Is skin color a valid "interest group"? Don't get me wrong, I'm all for integration and even affirmative action to a reasonable extent .... I thought I was rather liberal, and yet I'm really having trouble wrapping my head around why it's okay, in the year 2012, to make skin color an eligibility requirement for a scholarship. Do they use color swatches during the interview?
I would have no problem if the scholarship was based on need and merit, or if the student must demonstrate an interest in black history or Martin Luther King, etc., and the candidates just happen to be mostly black as a result .... but some of the scholarship benefactors actually wanted to ask the student to give back the money! Even after a phone interview! That seems like "racism" but one is so unaccustomed to this sort of "racism" that it just comes off as bizarre and awkward.
So, let's say your ship came in and you wanted to set up your own scholarship fund. Should you be free to decide what kind of student you would like to benefit from your generosity based on your own sociological and political ideals, or would you prefer that all scholarship money be dumped into a homogenous melting pot with no specific guidelines?
Hypothetically speaking, if there were a law requiring that every company or individual who wants to set up a scholarship fund dump their donation into a big, generic free-for-all, who would administer it, and according to what political or sociological agenda?

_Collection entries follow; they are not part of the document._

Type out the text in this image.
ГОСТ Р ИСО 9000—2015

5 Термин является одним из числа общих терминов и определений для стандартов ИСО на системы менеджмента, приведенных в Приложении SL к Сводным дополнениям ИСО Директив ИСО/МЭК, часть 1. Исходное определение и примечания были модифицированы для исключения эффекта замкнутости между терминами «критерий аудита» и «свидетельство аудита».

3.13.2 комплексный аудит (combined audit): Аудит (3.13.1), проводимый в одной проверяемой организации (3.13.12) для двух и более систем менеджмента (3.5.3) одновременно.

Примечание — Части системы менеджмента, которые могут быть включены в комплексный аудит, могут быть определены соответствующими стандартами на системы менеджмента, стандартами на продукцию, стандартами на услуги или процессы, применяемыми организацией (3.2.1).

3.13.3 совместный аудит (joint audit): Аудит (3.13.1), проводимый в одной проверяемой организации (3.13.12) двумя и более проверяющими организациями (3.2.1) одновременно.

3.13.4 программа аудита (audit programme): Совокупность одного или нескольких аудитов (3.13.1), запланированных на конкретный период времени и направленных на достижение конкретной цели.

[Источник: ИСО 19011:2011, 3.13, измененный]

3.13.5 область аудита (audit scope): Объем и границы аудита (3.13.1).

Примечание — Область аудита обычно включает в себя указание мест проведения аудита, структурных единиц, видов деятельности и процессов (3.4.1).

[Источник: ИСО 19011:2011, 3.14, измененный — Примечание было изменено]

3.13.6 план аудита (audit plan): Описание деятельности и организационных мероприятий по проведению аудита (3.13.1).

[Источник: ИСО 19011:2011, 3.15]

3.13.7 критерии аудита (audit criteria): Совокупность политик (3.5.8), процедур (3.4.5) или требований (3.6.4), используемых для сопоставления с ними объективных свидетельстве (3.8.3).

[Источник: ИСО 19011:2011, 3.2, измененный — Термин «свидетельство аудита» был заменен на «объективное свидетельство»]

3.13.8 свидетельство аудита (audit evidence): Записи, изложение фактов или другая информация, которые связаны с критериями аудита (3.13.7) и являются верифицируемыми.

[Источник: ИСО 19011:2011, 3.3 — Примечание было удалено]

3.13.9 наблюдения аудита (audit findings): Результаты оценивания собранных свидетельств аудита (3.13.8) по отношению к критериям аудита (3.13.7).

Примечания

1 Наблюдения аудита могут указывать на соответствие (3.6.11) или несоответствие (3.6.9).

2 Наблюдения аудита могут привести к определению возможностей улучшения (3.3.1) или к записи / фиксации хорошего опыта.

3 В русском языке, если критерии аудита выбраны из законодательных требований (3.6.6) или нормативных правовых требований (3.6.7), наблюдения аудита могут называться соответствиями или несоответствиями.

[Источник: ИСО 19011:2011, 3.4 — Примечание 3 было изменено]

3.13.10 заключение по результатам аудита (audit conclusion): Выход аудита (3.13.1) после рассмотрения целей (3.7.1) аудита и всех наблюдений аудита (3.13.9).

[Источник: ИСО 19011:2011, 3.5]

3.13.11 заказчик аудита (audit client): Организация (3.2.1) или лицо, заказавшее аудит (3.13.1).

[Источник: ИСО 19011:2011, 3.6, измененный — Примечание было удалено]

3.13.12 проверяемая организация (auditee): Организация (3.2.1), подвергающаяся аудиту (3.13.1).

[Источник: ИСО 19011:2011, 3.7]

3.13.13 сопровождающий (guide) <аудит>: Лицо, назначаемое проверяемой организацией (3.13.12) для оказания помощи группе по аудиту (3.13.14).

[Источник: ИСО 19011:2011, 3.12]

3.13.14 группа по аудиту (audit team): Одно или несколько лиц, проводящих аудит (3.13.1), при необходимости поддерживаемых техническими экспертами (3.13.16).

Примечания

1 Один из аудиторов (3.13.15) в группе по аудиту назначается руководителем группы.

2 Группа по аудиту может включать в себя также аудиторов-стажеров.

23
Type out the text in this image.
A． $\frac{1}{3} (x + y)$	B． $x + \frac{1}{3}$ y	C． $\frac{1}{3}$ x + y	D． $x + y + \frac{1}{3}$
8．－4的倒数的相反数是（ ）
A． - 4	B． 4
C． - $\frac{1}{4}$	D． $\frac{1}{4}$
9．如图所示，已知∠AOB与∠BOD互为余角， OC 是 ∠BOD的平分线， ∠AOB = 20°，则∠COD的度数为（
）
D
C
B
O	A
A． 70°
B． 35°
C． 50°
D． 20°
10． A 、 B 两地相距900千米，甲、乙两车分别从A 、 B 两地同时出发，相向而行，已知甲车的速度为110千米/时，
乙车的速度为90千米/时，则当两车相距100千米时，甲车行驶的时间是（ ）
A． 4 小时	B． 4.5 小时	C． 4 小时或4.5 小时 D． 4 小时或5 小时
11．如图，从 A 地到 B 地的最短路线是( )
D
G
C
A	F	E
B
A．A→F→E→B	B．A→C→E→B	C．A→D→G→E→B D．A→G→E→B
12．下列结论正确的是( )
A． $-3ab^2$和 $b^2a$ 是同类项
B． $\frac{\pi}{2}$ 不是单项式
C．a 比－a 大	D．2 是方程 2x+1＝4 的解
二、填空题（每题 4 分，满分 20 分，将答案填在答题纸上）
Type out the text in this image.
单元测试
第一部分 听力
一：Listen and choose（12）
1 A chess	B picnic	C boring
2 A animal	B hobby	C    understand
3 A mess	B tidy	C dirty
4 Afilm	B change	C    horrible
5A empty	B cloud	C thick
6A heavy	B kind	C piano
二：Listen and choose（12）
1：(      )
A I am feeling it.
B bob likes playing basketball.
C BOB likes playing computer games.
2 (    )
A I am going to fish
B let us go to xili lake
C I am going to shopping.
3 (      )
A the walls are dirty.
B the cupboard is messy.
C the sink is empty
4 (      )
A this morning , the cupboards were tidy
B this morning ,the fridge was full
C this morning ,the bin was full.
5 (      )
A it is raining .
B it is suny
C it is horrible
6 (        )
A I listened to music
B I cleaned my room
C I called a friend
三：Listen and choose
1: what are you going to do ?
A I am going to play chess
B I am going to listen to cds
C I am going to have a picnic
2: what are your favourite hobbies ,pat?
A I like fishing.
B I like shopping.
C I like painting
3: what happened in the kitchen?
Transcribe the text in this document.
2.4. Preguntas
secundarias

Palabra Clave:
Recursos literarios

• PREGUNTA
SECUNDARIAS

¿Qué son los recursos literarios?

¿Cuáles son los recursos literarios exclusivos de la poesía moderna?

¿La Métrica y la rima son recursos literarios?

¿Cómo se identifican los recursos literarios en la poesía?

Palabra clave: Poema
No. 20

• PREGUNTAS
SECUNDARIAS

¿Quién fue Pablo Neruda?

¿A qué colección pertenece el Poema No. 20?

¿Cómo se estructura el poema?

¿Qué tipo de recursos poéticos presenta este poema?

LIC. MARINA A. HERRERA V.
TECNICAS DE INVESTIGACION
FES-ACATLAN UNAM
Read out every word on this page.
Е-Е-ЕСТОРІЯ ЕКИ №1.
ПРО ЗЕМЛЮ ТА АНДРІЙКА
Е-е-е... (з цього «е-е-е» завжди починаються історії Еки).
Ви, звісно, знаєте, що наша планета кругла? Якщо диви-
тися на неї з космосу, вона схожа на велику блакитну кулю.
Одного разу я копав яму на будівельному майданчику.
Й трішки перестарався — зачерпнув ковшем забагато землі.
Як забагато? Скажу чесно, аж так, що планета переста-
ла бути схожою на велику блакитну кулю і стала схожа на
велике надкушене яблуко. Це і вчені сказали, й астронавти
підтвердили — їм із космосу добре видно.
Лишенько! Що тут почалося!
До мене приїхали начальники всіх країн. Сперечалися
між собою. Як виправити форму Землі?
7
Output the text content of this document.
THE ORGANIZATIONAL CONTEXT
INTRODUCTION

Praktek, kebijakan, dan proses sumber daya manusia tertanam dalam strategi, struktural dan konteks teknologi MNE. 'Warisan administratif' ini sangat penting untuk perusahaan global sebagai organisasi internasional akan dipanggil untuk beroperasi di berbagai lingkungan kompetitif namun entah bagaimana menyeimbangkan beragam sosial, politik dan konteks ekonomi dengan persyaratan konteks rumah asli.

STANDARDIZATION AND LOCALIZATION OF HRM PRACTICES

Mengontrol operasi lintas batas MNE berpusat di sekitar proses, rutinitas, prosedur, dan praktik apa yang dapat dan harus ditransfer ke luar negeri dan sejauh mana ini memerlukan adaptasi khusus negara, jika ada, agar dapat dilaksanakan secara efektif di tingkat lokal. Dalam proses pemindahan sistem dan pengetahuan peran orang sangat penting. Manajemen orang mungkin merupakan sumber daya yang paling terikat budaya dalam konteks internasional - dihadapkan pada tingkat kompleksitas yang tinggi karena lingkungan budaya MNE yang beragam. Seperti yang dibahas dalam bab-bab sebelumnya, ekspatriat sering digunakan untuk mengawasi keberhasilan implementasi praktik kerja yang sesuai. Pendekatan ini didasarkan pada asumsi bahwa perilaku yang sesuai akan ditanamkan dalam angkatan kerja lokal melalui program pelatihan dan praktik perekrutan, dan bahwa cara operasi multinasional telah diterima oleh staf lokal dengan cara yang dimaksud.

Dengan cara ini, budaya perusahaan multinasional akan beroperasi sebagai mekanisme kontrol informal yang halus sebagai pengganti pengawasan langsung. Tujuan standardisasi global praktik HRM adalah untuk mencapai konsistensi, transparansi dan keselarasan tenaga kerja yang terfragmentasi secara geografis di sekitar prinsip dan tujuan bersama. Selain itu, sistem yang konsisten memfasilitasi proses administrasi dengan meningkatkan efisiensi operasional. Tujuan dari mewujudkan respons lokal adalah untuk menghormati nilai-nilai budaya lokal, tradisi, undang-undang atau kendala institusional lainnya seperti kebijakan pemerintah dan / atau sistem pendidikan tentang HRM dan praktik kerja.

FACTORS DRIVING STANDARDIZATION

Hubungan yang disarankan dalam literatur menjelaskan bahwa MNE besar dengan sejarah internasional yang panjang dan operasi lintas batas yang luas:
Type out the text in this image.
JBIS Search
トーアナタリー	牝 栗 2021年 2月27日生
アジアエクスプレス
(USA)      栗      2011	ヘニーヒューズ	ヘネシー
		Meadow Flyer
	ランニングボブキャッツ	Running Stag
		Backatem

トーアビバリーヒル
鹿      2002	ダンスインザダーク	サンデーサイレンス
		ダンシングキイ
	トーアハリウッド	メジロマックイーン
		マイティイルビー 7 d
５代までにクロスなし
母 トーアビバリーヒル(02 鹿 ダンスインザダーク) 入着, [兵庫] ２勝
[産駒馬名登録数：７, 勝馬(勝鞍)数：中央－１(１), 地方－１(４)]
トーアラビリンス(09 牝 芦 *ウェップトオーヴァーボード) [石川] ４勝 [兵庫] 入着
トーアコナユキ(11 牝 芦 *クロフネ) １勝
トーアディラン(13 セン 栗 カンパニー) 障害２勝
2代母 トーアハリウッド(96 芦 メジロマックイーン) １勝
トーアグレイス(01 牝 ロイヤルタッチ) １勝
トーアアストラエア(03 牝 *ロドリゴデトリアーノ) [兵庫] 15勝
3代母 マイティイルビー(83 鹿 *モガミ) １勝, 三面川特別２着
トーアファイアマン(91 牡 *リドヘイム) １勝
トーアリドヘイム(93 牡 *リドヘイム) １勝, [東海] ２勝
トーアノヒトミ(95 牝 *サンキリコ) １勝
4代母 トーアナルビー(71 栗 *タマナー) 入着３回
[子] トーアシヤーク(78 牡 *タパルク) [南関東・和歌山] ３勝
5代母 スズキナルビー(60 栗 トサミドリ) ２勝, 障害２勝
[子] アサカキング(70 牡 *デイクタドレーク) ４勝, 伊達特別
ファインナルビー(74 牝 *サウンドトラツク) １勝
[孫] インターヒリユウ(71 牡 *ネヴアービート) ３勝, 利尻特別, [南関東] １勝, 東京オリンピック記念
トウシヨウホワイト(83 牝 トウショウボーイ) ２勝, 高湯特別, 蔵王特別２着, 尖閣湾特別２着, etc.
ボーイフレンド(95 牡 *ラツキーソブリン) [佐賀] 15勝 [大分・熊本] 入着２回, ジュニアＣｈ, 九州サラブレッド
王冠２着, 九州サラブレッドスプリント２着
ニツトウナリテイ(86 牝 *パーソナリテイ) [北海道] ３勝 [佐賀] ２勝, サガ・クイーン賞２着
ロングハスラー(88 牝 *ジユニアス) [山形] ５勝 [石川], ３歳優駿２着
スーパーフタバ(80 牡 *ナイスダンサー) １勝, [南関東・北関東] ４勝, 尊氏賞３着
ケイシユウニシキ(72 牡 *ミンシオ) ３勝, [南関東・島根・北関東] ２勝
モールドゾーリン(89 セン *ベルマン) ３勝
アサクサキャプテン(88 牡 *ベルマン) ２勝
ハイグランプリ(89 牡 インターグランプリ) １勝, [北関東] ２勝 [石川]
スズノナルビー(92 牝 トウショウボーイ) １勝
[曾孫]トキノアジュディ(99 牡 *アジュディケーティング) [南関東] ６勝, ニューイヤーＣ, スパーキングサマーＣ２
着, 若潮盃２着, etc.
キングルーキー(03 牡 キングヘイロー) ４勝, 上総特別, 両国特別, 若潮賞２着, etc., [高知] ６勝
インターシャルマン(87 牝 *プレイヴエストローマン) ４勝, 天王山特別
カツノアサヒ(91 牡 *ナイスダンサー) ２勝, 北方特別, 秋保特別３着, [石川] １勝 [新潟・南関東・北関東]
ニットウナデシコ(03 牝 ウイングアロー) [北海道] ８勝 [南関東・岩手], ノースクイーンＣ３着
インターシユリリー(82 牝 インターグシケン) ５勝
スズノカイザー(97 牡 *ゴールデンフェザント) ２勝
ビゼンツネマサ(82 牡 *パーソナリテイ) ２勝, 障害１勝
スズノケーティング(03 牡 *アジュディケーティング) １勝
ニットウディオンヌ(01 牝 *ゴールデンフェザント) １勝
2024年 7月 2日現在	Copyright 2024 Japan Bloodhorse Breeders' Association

I would assume that any scholarship fund for African Americans was intended by the creator to benefit people in that demographic, for reasons that made perfect sense to them, given their political and sociological ideals. I think the fund screwed up by the ambiguous wording in their application form, but that the student was right to return it. He was respecting the spirit of the gift, rather than seizing on an administrative flub-up for his own self interest.
FYI, African Americans are still disproportionately represented in the lower income brackets, which makes it substantially more difficult for their kids to access higher education in a capitalist system. That seems like a pretty understandable reason to establish a scholarship fund. That said, who says I have to understand or agree with the reasons?